Friday night the fire had burned 720 acres, and crews had obtained 30 percent containment. Teams spent time working controlled burns in vulnerable areas on the fire's perimeter, to prepare for expected winds on Saturday.

NBC Montana caught up with several residents who discussed their evacuation experience.

“When the Sheriff shows up to your door and says 'you oughta go,' you go…We grabbed our cat, our bird, our medicines and took off down the road,” said Scott Fahrenbruck.

Down the street a family told NBC Montana how firefighters went into their house when they were gone, to wrangle their three dogs and a parrot.

“That’s what we were mostly concerned about, is our animals, because they’re our family,” said Cherie Moore.

“They let us come back for the cat because they couldn’t catch it, it was quite frightening,” said John Moore.

Authorities lifted voluntary evacuations early Friday morning.

The cause of the incident is still under investigation, though reports indicate that it may have been caused by a spark from a lawnmower.


Here is Friday's evening update from Information Officer Forrest Merrill:

Firefighters from local departments and agencies are currently on the fire today working on containment lines around the fire. The strategy is to keep the 720 acre fire from growing.

Current Size: 720 acres
Containment: 30%
Personnel Assigned: 175

Resources on Fire: Fire engines from DNRC, Frenchtown, and private contractors; the Lolo Hot Shots, Lone Peak Hot Shots, and Grayback Crews. Several pieces of heavy equipment are here or have been ordered (bulldozers, a pumper cat, and skidgines).
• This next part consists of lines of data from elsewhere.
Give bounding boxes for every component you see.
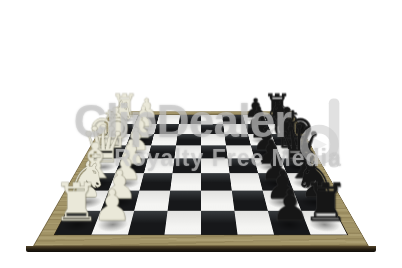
square-h6[interactable] xyxy=(222,115,245,124)
square-f2[interactable] xyxy=(126,134,154,145)
square-e2[interactable] xyxy=(121,145,151,158)
square-c2[interactable] xyxy=(109,173,144,190)
square-a4[interactable] xyxy=(164,211,201,235)
square-b3[interactable] xyxy=(134,191,170,211)
square-h8[interactable] xyxy=(264,115,290,124)
square-h2[interactable] xyxy=(135,115,159,124)
stock-photo-canvas: ♜♟♟♜♞♟♟♞♝♟♟♝♚♟♟♚♛♟♟♛♝♟♟♝♞♟♟♞♜♟♟♜ ClipDea… xyxy=(0,0,402,268)
square-d3[interactable] xyxy=(144,158,174,173)
square-h3[interactable] xyxy=(157,115,180,124)
square-f5[interactable] xyxy=(201,134,226,145)
square-c5[interactable] xyxy=(201,173,232,190)
board-front-rim xyxy=(26,246,376,252)
chess-board: ♜♟♟♜♞♟♟♞♝♟♟♝♚♟♟♚♛♟♟♛♝♟♟♝♞♟♟♞♜♟♟♜ xyxy=(33,111,369,246)
square-c4[interactable] xyxy=(170,173,201,190)
square-b2[interactable] xyxy=(101,191,140,211)
square-a5[interactable] xyxy=(201,211,238,235)
square-f4[interactable] xyxy=(176,134,201,145)
square-d4[interactable] xyxy=(172,158,201,173)
square-e6[interactable] xyxy=(226,145,254,158)
square-g6[interactable] xyxy=(223,124,248,134)
square-a3[interactable] xyxy=(128,211,168,235)
square-g4[interactable] xyxy=(178,124,201,134)
square-d5[interactable] xyxy=(201,158,230,173)
square-g8[interactable] xyxy=(267,124,294,134)
square-h4[interactable] xyxy=(179,115,201,124)
square-c6[interactable] xyxy=(230,173,263,190)
square-d6[interactable] xyxy=(228,158,258,173)
square-e5[interactable] xyxy=(201,145,228,158)
chess-scene: ♜♟♟♜♞♟♟♞♝♟♟♝♚♟♟♚♛♟♟♛♝♟♟♝♞♟♟♞♜♟♟♜ xyxy=(0,0,402,268)
square-g2[interactable] xyxy=(131,124,157,134)
square-g3[interactable] xyxy=(154,124,179,134)
square-f3[interactable] xyxy=(151,134,177,145)
square-c3[interactable] xyxy=(139,173,172,190)
square-h5[interactable] xyxy=(201,115,223,124)
square-e4[interactable] xyxy=(174,145,201,158)
square-d2[interactable] xyxy=(115,158,147,173)
square-e3[interactable] xyxy=(148,145,176,158)
square-f6[interactable] xyxy=(224,134,250,145)
square-b5[interactable] xyxy=(201,191,234,211)
square-b4[interactable] xyxy=(168,191,201,211)
square-g5[interactable] xyxy=(201,124,224,134)
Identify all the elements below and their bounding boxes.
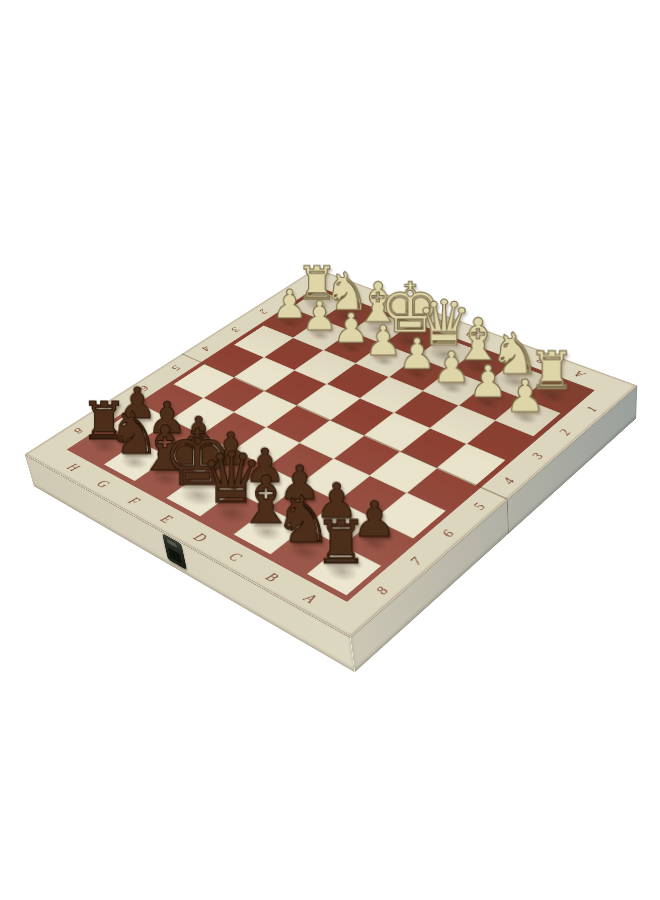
piece-layer: ♜♞♝♛♚♝♞♜♟♟♟♟♟♟♟♟♟♟♟♟♟♟♟♟♜♞♝♛♚♝♞♜ xyxy=(25,268,638,637)
black-rook-icon: ♜ xyxy=(272,513,410,573)
product-photo-stage: HGFEDCBA HGFEDCBA 12345678 12345678 ♜♞♝♛… xyxy=(0,0,660,900)
white-pawn-icon: ♟ xyxy=(464,374,587,419)
perspective-scene: HGFEDCBA HGFEDCBA 12345678 12345678 ♜♞♝♛… xyxy=(0,0,660,900)
fold-seam-side xyxy=(507,500,509,534)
Aviation resources are available from Missoula but not utilized yet today.

Special Concerns: SAFETY of firefighters and the public is a primary concern. Mill Creek Road, Fred Lane, and the section of Frenchtown frontage road between those is closed, except for emergency and residential traffic. Please observe the reduced speed limit along I-90 and do not pull off roads into dry grass.

Cause: Human, under investigation.

Prevention Message: It’s HOT and DRY! Even pulling off the road to watch the fire could ignite tinder-dry grasses under your vehicle! Reminder that Missoula County entered Very High fire danger this week. The public is reminded to be extremely cautious with all sources of ignition.